Sécheresse : la moitié du Zimbabwe a besoin d’aide humanitaire

Environ 7,6 millions des 15 millions d’habitants du pays ont besoin d’une aide humanitaire « vitale », a déclaré le Bureau de la coordination des affaires humanitaires de l’ONU. Mais l’agence demande aux donateurs l’argent nécessaire pour aider les 3,1 millions de personnes dans les districts les plus sévèrement touchés pour l’année à venir, a déclaré Edward Matthew Kallon, coordinateur humanitaire résident de l’ONU.

Une sécheresse provoquée par le phénomène climatique El Nino sévit dans une grande partie de l’Afrique australe et a laissé les hommes et les animaux dans une situation désespérée de manque de nourriture et d’eau. Le Zimbabwe, pays dépendant de l’agriculture et autrefois exportateur de denrées alimentaires, est l’un des plus durement touchés par la sécheresse.

Les récoltes de maïs pour la saison 2023-24 sont estimées à environ 700 000 tonnes, soit une baisse de 70 % par rapport à la saison dernière.

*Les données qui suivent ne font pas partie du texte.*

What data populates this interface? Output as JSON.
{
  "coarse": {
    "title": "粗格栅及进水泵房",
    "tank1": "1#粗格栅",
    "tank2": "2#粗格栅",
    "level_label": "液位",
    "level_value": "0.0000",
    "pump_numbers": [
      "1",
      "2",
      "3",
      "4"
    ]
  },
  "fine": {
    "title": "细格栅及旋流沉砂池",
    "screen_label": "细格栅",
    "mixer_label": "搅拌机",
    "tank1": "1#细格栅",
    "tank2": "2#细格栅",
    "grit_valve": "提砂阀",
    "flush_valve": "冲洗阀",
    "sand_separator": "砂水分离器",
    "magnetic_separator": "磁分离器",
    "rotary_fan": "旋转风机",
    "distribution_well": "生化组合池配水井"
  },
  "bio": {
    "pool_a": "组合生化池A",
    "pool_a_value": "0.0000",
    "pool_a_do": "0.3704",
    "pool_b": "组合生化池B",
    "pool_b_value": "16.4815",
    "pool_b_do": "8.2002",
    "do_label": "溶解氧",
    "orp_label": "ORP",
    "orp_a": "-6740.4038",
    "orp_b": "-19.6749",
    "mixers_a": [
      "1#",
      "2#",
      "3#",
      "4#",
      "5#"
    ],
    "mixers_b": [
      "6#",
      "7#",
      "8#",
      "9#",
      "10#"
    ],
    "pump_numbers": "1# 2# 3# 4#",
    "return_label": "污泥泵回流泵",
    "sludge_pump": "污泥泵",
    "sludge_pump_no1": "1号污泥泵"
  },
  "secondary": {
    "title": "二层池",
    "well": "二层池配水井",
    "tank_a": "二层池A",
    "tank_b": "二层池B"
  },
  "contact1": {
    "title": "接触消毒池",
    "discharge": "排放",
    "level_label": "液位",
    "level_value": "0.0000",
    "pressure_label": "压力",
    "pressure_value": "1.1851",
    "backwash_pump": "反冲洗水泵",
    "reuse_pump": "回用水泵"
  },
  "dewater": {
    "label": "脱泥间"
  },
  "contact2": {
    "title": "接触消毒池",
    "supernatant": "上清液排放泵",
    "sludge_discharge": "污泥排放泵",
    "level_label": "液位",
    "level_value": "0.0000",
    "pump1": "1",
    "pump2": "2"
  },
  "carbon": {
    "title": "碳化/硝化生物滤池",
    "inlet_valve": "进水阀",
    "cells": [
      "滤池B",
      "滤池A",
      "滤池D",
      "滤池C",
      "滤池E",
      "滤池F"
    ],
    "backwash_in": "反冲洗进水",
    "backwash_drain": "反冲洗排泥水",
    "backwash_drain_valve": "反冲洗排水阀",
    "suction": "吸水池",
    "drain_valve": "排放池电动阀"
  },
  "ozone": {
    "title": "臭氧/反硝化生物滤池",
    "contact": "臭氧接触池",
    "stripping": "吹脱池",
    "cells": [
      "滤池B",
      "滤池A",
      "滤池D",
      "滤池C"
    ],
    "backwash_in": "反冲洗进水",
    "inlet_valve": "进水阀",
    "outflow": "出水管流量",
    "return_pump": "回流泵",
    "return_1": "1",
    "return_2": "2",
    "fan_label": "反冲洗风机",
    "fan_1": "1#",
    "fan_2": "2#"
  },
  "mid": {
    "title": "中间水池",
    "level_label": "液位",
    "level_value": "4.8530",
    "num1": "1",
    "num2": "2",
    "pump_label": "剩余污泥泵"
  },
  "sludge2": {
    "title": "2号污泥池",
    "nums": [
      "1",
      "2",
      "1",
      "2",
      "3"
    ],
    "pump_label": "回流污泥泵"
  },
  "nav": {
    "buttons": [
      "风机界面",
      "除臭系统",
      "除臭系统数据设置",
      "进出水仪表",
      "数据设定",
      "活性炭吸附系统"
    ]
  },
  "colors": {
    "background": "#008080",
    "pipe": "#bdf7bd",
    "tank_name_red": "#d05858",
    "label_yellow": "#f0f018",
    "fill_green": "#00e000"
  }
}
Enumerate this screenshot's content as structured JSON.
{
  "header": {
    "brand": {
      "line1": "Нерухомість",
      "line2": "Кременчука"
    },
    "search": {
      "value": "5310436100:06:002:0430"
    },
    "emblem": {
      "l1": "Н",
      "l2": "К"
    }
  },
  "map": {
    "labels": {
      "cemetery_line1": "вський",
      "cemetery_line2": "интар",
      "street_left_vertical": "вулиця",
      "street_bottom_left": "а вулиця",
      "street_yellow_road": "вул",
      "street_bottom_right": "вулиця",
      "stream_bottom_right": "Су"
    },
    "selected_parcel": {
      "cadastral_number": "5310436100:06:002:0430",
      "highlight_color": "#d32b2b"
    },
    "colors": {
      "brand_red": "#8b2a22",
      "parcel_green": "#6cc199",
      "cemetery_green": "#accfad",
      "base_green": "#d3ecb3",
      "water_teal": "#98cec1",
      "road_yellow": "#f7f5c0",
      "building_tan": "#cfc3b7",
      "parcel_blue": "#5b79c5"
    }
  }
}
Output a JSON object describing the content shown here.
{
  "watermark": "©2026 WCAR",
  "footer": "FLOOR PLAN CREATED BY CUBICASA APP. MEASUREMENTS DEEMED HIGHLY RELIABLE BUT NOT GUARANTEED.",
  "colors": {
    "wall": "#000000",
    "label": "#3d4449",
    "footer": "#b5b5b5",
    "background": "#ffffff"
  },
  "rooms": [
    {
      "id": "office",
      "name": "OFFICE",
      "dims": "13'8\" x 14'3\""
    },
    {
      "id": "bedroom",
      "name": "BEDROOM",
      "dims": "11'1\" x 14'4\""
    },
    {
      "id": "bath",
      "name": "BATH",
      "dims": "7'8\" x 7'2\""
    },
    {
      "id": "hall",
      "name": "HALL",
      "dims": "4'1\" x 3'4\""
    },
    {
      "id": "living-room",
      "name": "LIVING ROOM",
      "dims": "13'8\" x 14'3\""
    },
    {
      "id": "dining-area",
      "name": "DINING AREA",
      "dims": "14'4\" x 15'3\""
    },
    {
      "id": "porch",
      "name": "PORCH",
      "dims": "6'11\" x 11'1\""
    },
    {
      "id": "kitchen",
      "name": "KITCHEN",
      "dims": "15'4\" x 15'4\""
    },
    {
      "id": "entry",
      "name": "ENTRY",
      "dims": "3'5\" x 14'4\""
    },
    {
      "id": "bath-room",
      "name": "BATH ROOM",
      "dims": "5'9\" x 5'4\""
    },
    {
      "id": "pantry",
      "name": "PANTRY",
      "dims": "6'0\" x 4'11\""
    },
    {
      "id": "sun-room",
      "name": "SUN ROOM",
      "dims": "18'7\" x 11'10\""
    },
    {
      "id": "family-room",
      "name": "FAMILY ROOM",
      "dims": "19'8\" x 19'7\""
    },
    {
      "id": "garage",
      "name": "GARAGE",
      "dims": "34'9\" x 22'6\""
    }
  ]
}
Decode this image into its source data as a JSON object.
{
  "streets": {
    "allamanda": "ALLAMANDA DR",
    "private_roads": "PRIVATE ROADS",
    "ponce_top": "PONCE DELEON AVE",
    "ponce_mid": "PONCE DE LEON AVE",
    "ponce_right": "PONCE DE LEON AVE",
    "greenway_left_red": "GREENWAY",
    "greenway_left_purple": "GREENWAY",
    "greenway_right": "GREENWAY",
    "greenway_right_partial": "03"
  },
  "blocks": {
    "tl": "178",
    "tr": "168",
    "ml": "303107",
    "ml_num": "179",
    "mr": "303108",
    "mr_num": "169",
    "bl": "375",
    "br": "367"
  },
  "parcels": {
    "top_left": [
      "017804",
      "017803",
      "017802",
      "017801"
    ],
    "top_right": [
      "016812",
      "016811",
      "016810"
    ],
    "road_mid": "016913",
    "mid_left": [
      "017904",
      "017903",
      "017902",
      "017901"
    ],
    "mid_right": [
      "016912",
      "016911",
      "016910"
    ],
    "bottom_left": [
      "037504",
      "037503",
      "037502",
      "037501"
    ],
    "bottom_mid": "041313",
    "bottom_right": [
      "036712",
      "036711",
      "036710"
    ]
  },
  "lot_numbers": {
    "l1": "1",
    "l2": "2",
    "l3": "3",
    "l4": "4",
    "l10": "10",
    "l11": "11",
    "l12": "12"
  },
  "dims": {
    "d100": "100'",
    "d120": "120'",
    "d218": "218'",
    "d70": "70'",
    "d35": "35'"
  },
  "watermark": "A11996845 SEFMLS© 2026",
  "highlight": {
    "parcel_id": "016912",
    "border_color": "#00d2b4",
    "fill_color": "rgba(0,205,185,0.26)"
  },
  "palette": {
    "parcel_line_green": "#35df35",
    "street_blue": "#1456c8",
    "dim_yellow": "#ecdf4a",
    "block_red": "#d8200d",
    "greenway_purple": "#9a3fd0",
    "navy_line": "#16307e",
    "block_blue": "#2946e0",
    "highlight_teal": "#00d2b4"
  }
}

Le Zimbabwe a besoin de 2,2 millions de tonnes par an pour répondre à la demande des humains et du bétail, selon les chiffres d’évaluation des récoltes du gouvernement.

Assistance alimentaire

L’appel de l’ONU précise que l’aide ira de l’assistance alimentaire aux transferts d’argent et à la construction de puits solaires qui fourniraient de l’eau potable aux personnes et au bétail affamé, comme les bovins qui sont une source essentielle de nourriture et de travail.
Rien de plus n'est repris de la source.